Getting started on a writing project, according to my anecdotal research, is the hardest step to take.

How do we get all the pieces to the writing jigsaw puzzle to coalesce into a masterpiece?

There are almost as many techniques as there are writers, but there are a few main approaches that center around how best to organize the material.

Knowing the purpose and audience makes organizing things much easier, but we still have to take that first step, write that first sentence.

There seem to be two camps of action: the “seat of my pants” scribes and the uber organization writers.

Just Write

Some people have to get the words out of their heads. For them, just plunging in is the best method to start.  Don’t worry about mistakes, transitions, or even clumping information logically.

This reminds me of when I took swimming lessons as a child. There was no slow progress into the cold pool. We just jumped in, making sure to get our heads underwater. After the initial shock, our bodies were accustomed to the temperature, and it was easier to concentrate on swimming.
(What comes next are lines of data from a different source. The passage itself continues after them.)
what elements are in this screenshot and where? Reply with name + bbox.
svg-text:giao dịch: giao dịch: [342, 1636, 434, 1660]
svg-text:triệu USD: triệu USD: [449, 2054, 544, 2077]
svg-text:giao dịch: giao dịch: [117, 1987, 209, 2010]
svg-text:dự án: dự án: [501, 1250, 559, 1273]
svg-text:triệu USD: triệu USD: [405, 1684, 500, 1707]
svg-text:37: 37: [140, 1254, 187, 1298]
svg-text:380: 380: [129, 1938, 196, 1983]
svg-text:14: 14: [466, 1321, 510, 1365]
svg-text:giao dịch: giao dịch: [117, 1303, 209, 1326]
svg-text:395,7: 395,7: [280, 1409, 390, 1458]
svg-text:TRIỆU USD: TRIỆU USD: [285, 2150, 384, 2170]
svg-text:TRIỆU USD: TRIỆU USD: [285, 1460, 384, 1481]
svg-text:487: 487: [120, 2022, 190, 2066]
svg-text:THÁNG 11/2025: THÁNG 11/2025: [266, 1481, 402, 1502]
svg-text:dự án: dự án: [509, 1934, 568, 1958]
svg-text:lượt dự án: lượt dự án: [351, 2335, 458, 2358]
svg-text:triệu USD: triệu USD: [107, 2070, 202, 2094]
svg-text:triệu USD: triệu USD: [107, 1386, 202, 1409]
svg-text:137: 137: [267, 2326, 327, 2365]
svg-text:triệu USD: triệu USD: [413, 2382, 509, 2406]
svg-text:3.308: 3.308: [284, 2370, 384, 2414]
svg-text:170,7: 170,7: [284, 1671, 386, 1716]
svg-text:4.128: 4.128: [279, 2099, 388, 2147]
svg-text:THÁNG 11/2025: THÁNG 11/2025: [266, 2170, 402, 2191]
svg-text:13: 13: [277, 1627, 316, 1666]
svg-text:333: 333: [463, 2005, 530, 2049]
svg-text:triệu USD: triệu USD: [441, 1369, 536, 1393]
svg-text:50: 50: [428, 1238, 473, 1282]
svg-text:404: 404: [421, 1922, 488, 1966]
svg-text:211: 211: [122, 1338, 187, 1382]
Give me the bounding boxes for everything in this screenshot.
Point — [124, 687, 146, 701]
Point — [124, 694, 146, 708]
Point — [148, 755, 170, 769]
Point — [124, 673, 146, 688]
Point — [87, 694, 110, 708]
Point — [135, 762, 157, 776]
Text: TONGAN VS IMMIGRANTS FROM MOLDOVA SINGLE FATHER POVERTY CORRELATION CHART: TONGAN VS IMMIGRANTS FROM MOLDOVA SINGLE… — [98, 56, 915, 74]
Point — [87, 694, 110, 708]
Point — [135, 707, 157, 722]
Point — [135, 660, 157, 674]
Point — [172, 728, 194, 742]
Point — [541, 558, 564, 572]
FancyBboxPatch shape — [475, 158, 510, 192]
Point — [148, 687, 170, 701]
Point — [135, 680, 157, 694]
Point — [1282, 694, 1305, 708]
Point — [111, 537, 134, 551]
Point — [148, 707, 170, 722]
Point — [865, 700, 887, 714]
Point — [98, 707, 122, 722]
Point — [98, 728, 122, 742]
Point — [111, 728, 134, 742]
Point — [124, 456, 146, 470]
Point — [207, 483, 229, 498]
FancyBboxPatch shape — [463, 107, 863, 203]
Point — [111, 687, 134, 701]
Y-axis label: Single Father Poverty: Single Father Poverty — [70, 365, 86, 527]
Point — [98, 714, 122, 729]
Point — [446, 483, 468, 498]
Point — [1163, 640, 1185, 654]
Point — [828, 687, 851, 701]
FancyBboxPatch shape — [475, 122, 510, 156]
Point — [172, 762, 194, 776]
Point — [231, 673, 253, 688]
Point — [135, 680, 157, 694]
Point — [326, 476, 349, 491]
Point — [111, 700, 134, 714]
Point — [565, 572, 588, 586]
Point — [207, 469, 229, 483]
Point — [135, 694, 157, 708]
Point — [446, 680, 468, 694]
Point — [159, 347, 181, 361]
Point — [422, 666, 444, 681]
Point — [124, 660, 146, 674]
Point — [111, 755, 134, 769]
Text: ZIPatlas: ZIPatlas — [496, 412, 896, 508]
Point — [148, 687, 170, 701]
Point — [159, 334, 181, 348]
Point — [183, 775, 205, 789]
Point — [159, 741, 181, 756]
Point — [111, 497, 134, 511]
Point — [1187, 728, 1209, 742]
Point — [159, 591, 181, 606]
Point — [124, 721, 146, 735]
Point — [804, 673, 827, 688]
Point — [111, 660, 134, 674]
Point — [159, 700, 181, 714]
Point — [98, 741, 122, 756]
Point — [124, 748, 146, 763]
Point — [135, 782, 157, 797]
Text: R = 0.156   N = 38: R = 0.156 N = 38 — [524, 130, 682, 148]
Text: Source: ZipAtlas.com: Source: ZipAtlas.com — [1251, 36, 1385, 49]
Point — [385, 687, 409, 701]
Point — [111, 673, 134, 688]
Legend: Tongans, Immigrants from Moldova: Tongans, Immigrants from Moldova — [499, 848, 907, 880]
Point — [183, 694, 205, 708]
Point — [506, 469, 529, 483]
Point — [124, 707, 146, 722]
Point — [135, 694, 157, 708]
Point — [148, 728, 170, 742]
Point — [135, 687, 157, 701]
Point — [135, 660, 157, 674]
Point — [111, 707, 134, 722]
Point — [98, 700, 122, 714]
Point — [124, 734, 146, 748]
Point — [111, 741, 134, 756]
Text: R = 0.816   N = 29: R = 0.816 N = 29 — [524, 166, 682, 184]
This method requires vigorous revision, though. The writer must go back and clean up the content to make sure the reader can follow. (Most effective writing is not Finnegan’s Wake.)

Organize, Organize, Organize

Some writers are compelled to have everything laid out nice and neat before they type a single word.

This always reminds me of going on vacation with Clipboard People. They always have every minute scheduled and no time for just lounging around or winging it for an adventure.

While this approach can save a lot of time in revision, the danger is spending so much time organizing that you never get started.

Take a Pinch of This, a Pinch of That

I find the best approach to be a hybrid. Have a basic idea of where to place the pieces, then dive in.

I have a friend who will sit and stare out into space for a while, then start writing. She organizes the material in her head before she composes anything.

Many experienced writers will do this. They look like they’re goofing off, but they are processing things. Even jotting down a few phrases in a rough outline helps give a writer a path to follow.

Whichever approach you take, never forget that you need to take the time to revise. There is no “first time is always right” shortcut in writing.

Finding the most comfortable method to begin makes a writer’s life so much easier.